1. Premature Execution 🚨

The process engine starts tasks before your database transaction is committed, causing tasks to rely on uncommitted or incomplete data.

  • Example: After submitting the subscription form, the engine starts a task to send a confirmation email. However, if the database transaction fails, the email task cannot find the subscription data.
  • Impact: Tasks fail unexpectedly, requiring retries or manual intervention to recover.

Process Flow:

sequenceDiagram
    participant User
    participant Engine
    participant Worker
    participant Controller
    participant Service
    participant DB
    User ->> Controller: 1. subscribe
    Controller ->> Service: 2. create subscription
    Service ->> Engine: 3. start process
    Service ->> DB: 4. commit transaction
    Worker ->> Engine: 5. get job
    Worker ->> Service: 6. send confirmation
    Service ->> DB: 7. load subscription
Loading

2. Out-of-Sync States: Engine Ahead of Service 🔄

If the database transaction fails after notifying Zeebe, the engine continues executing tasks with outdated data.

  • Example: A user confirms their subscription, triggering an update in the database and notifying Zeebe. If the database update fails, the engine still proceeds as though the subscription was updated.
  • Impact: Zeebe's state advances while the database remains unchanged, creating inconsistencies.

3. Out-of-Sync States: Conflicting Data 🔁

Tasks in the engine may start out of order, leading to overwrites or even deadlocks.

  • Example: The process involves confirming a subscription and then sending a welcome email. If the email task executes before the confirmation task finishes, database updates may happen in the wrong order.
  • Impact: Out-of-order tasks cause data conflicts or deadlocks, requiring manual fixes or complex rollback mechanisms.

4. Retry Behavior and Duplicate Calls 🔁

Distributed systems often retry failed tasks, but retries can result in duplicate operations if not handled properly.

  • Example: A service retries sending a message to Zeebe due to a database timeout.

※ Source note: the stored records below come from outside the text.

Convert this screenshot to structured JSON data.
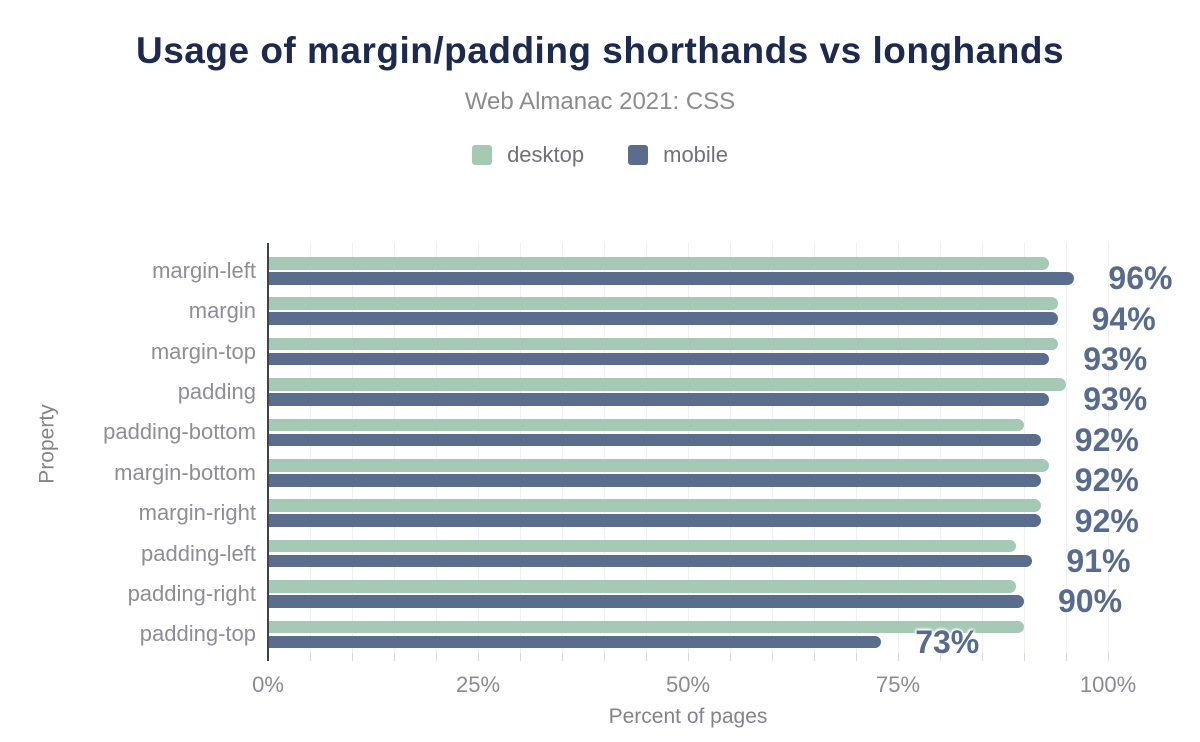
{
  "header": {
    "title": "Usage of margin/padding shorthands vs longhands",
    "subtitle": "Web Almanac 2021: CSS"
  },
  "chart_data": {
    "type": "bar",
    "orientation": "horizontal",
    "title": "Usage of margin/padding shorthands vs longhands",
    "subtitle": "Web Almanac 2021: CSS",
    "xlabel": "Percent of pages",
    "ylabel": "Property",
    "xlim": [
      0,
      100
    ],
    "x_ticks": [
      {
        "value": 0,
        "label": "0%"
      },
      {
        "value": 25,
        "label": "25%"
      },
      {
        "value": 50,
        "label": "50%"
      },
      {
        "value": 75,
        "label": "75%"
      },
      {
        "value": 100,
        "label": "100%"
      }
    ],
    "grid": true,
    "grid_step_pct": 5,
    "legend_position": "top-center",
    "categories": [
      "margin-left",
      "margin",
      "margin-top",
      "padding",
      "padding-bottom",
      "margin-bottom",
      "margin-right",
      "padding-left",
      "padding-right",
      "padding-top"
    ],
    "series": [
      {
        "name": "desktop",
        "color": "#a6c9b6",
        "values": [
          93,
          94,
          94,
          95,
          90,
          93,
          92,
          89,
          89,
          90
        ]
      },
      {
        "name": "mobile",
        "color": "#5b6d8d",
        "values": [
          96,
          94,
          93,
          93,
          92,
          92,
          92,
          91,
          90,
          73
        ]
      }
    ],
    "value_labels": {
      "labeled_series": "mobile",
      "texts": [
        "96%",
        "94%",
        "93%",
        "93%",
        "92%",
        "92%",
        "92%",
        "91%",
        "90%",
        "73%"
      ],
      "color": "#566b8d"
    }
  },
  "colors": {
    "title": "#1b2a4e",
    "subtitle": "#8c8c8c",
    "legend_text": "#71717b",
    "category_text": "#8e8e96",
    "tick_text": "#8a8a93",
    "axis_title_text": "#83838d",
    "axis_line": "#3c4350",
    "gridline": "#efeff4",
    "background": "#ffffff"
  }
}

Each retry generates duplicate messages in the engine.
  • Impact: Duplicates create unnecessary operations, affecting system performance and reliability.

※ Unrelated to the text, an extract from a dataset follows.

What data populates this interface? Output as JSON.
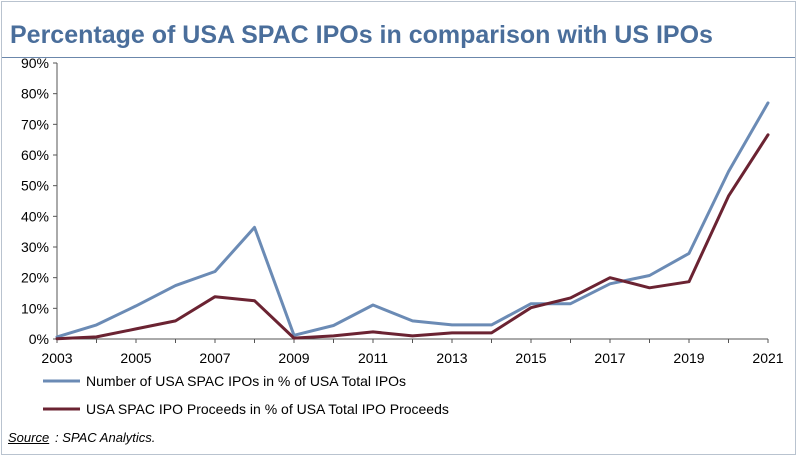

5. Job Completion Failure: Network Issues 🌐

Even if the worker completes a task successfully, network issues may prevent it from notifying Zeebe.

  • Example: A worker sends a confirmation email but cannot mark the job as complete due to a network failure.
  • Impact: The database is updated, but Zeebe's state remains incomplete, requiring manual intervention to sync states.

Job Completion Flow:

sequenceDiagram
    participant Engine
    participant Worker
    participant Controller
    participant Service
    participant DB
    Worker ->> Engine: 1. get job
    Worker ->> Service: 2. send confirmation
    Service ->> DB: 3. load subscription
    Service ->> Service: 4. Update subscription
    Service ->> DB: 5. Save & commit subscription
    Service ->> Worker: 6. return result
    Worker ->> Engine: 7. complete job
Loading

6. Job Completion Failure: Task No Longer Available ⏳

A worker might complete a task after the engine has already canceled or invalidated it due to timers, cancellations, or other intermediate events.

  • Example: A worker updates a subscription, but a timer cancels the workflow before the task finishes.
  • Impact: The worker's changes are unnecessary, creating mismatches and requiring rollback or compensating actions.